Donors may have consulted with their financial advisers on philanthropic advisory in the past, but requests for philanthropic services from donors’ financial advisers are growing. One 2015 report found that UK philanthropic advisory services are increasing among wealth advisory professionals, lawyers, and accountants driven by inquiries from their wealthy clients. This has created new mandates for financial advisers and their firms to provide these services to support their clients.

The provision of these services also creates a image of a socially-conscious financial firm, which may be helpful for hiring employees and boosting public opinion.

From invisibility to visibility

So the agency of the wealthy may be creating an increasingly insular giving infrastructure. It has been pointed out that charities have become increasingly reliant on wealthy donations and political power is being consolidated by wealthy philanthropists.
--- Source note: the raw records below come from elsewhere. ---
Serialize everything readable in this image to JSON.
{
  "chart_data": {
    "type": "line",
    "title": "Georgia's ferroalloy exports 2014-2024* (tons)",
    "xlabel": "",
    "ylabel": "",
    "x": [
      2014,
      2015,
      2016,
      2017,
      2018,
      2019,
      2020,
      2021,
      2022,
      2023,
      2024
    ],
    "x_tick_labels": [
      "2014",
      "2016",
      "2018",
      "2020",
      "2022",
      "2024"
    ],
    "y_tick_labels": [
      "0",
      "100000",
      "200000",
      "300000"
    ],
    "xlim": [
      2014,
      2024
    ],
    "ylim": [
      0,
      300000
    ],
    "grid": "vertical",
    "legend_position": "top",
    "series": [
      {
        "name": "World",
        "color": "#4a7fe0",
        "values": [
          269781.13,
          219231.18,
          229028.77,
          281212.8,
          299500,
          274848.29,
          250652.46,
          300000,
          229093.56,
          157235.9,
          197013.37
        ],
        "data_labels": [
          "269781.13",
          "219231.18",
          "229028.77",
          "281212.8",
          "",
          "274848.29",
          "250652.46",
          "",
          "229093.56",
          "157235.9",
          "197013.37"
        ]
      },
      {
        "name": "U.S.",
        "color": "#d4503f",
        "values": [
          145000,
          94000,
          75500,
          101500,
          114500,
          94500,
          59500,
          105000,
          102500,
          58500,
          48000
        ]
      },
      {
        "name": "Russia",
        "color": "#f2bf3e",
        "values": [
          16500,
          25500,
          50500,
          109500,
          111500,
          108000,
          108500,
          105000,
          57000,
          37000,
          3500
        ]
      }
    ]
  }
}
Perhaps evidencing this, one 2016 US-based report indicates that middle class givers are itemising less charitable gifts than a decade ago and low and middle dollar donors are giving less than in the past.

A sociologist recently asked me whether the wealthy and wealth managers will increasingly direct how social issues are managed within society. This is a scary prospect to some. But we can build the giving infrastructure anyway we want to. The challenge is that against a backdrop of financial and political inequality, it is difficult to imagine how philanthropy does not simply follow suit.

The relationships described here are fluid and subject to disruption by even newer innovations on the horizon. We can build, we can innovate, but we must constantly make visible the assumptions by which we are creating this infrastructure.